The findings from the survey, conducted across 235 natural habitats in six continents, suggest that a rise in temperature may cause, in most regions of the world, the proliferation of fungal pathogens in the soil, which is also an important reservoir of these organisms. Natural areas are often surrounded by croplands and there is a significant chance for spill-over of soil microorganisms between them. Given the high dispersal abilities of fungal spores, it is very likely that the risk of fungi infection in nearby croplands will increase.
These observations have been confirmed by a field experiment in the centre of the Iberian Peninsula, where natural ecosystems are expected to be significantly affected by global warming. This experiment, run by Prof.
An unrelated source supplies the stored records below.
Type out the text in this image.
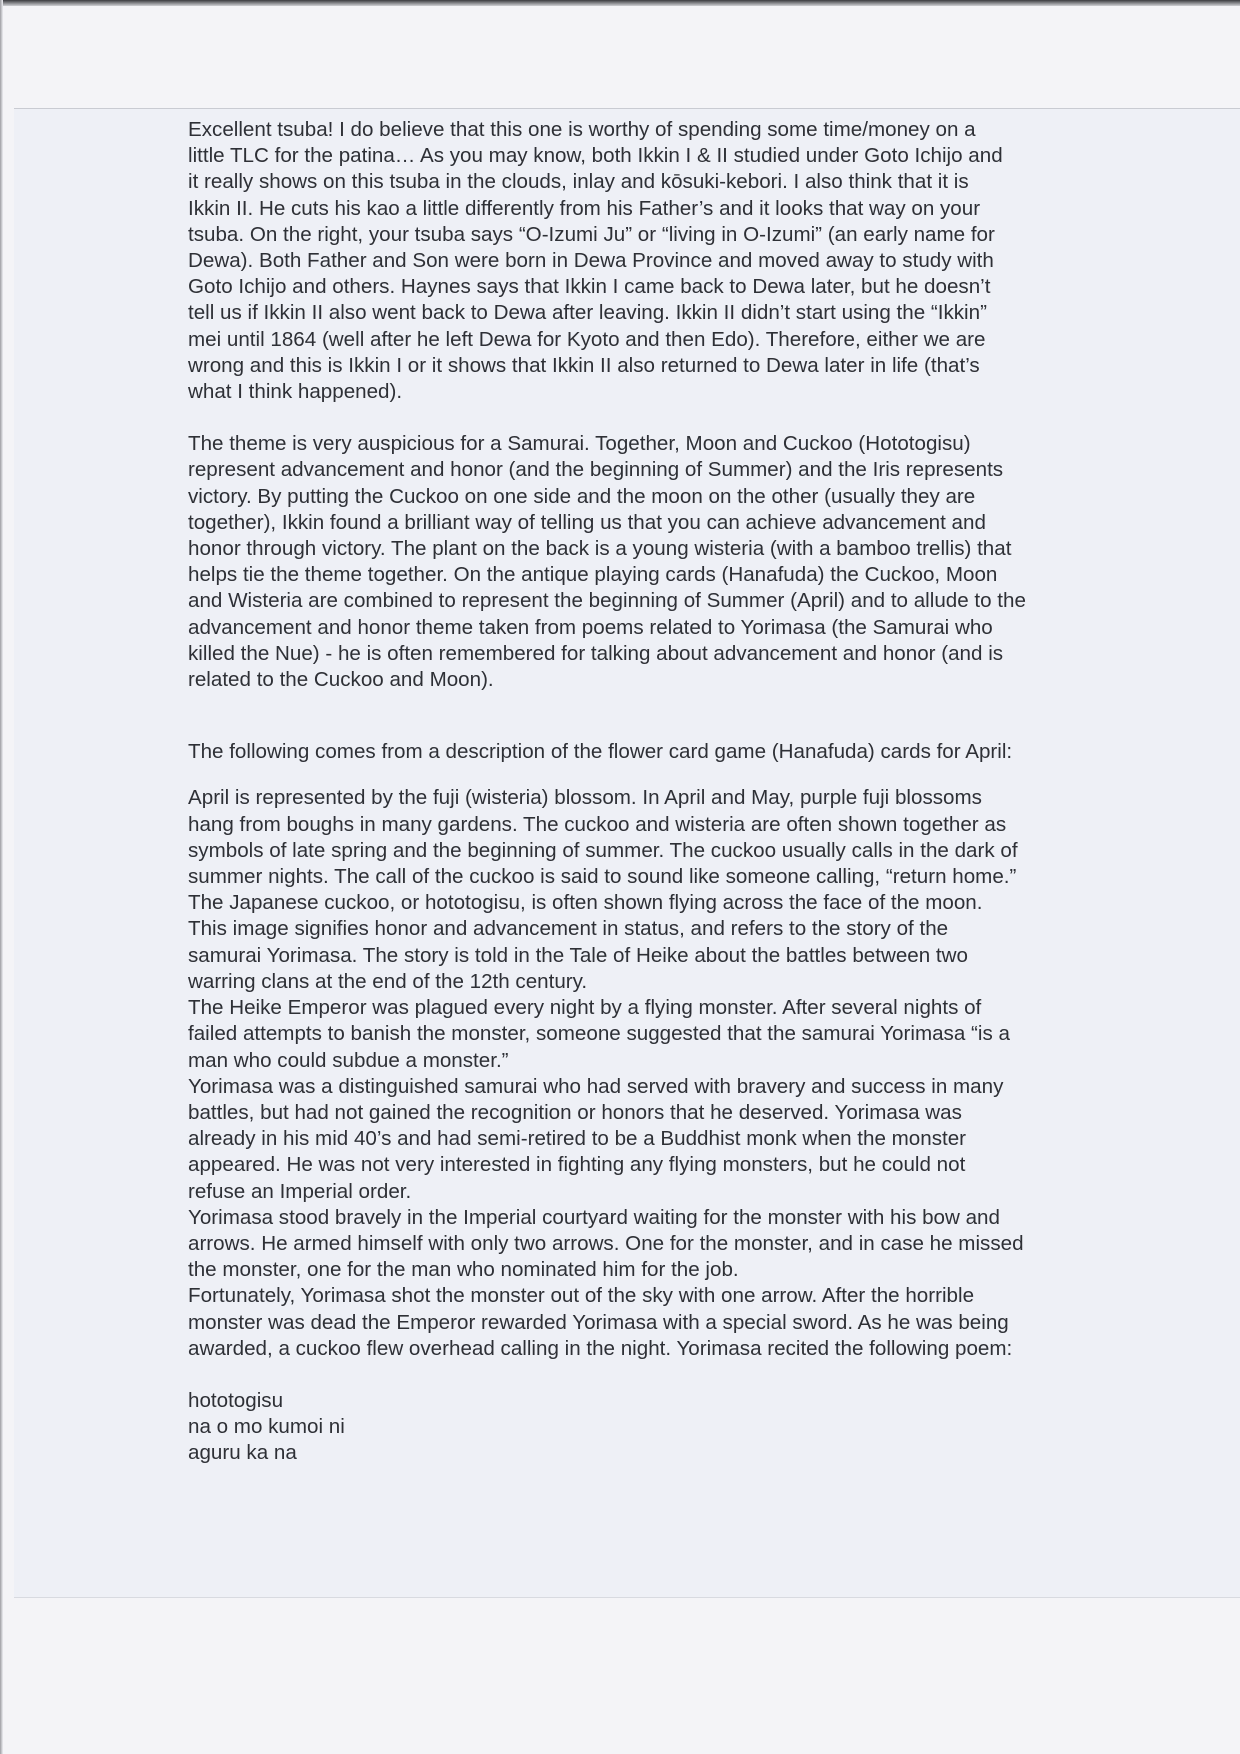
Excellent tsuba! I do believe that this one is worthy of spending some time/money on a

little TLC for the patina… As you may know, both Ikkin I & II studied under Goto Ichijo and

it really shows on this tsuba in the clouds, inlay and kōsuki-kebori. I also think that it is

Ikkin II. He cuts his kao a little differently from his Father’s and it looks that way on your

tsuba. On the right, your tsuba says “O-Izumi Ju” or “living in O-Izumi” (an early name for

Dewa). Both Father and Son were born in Dewa Province and moved away to study with

Goto Ichijo and others. Haynes says that Ikkin I came back to Dewa later, but he doesn’t

tell us if Ikkin II also went back to Dewa after leaving. Ikkin II didn’t start using the “Ikkin”

mei until 1864 (well after he left Dewa for Kyoto and then Edo). Therefore, either we are

wrong and this is Ikkin I or it shows that Ikkin II also returned to Dewa later in life (that’s

what I think happened).

The theme is very auspicious for a Samurai. Together, Moon and Cuckoo (Hototogisu)

represent advancement and honor (and the beginning of Summer) and the Iris represents

victory. By putting the Cuckoo on one side and the moon on the other (usually they are

together), Ikkin found a brilliant way of telling us that you can achieve advancement and

honor through victory. The plant on the back is a young wisteria (with a bamboo trellis) that

helps tie the theme together. On the antique playing cards (Hanafuda) the Cuckoo, Moon

and Wisteria are combined to represent the beginning of Summer (April) and to allude to the

advancement and honor theme taken from poems related to Yorimasa (the Samurai who

killed the Nue) - he is often remembered for talking about advancement and honor (and is

related to the Cuckoo and Moon).

The following comes from a description of the flower card game (Hanafuda) cards for April:

April is represented by the fuji (wisteria) blossom. In April and May, purple fuji blossoms

hang from boughs in many gardens. The cuckoo and wisteria are often shown together as

symbols of late spring and the beginning of summer. The cuckoo usually calls in the dark of

summer nights. The call of the cuckoo is said to sound like someone calling, “return home.”

The Japanese cuckoo, or hototogisu, is often shown flying across the face of the moon.

This image signifies honor and advancement in status, and refers to the story of the

samurai Yorimasa. The story is told in the Tale of Heike about the battles between two

warring clans at the end of the 12th century.

The Heike Emperor was plagued every night by a flying monster. After several nights of

failed attempts to banish the monster, someone suggested that the samurai Yorimasa “is a

man who could subdue a monster.”

Yorimasa was a distinguished samurai who had served with bravery and success in many

battles, but had not gained the recognition or honors that he deserved. Yorimasa was

already in his mid 40’s and had semi-retired to be a Buddhist monk when the monster

appeared. He was not very interested in fighting any flying monsters, but he could not

refuse an Imperial order.

Yorimasa stood bravely in the Imperial courtyard waiting for the monster with his bow and

arrows. He armed himself with only two arrows. One for the monster, and in case he missed

the monster, one for the man who nominated him for the job.

Fortunately, Yorimasa shot the monster out of the sky with one arrow. After the horrible

monster was dead the Emperor rewarded Yorimasa with a special sword. As he was being

awarded, a cuckoo flew overhead calling in the night. Yorimasa recited the following poem:

hototogisu

na o mo kumoi ni

aguru ka na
Maestre and his team thanks to the support of the ERC, evaluated the effects of a temperature increase of 2°C on a dry grassland, showing that warming almost tripled the presence of fungal plant pathogens in the soil.
The researchers conclude that, if emissions are not reduced, crop losses are expected to increase. In the long term, these impacts could have implications for food production, necessary to sustain a growing world population, predicted to reach 9.8 billion people in 2050 according to the United Nations.
Fernando Maestre, winner of two ERC grants, leads the Dryland Ecology and Global Change Lab at the University of Alicante (Spain), devoted to understanding how dryland ecosystems work and how they are responding to ongoing global environmental change. Prof. Maestre received an ERC Starting Grant in 2010 for his project BIOCOM and a Consolidator Grant in 2016 for the BIODESERT project.
Nico Eisenhauer is a German biologist and soil ecologist. Since 2014, he has been Professor for Experimental Interaction Ecology at the German Centre for Integrative Biodiversity Research (iDiv) Halle-Jena-Leipzig and Leipzig University. His main research focus are the reasons for and ecosystem consequences of changes in biodiversity. Dr Eisenhauer received an ERC Starting Grant in 2016 for his project ECOWORM.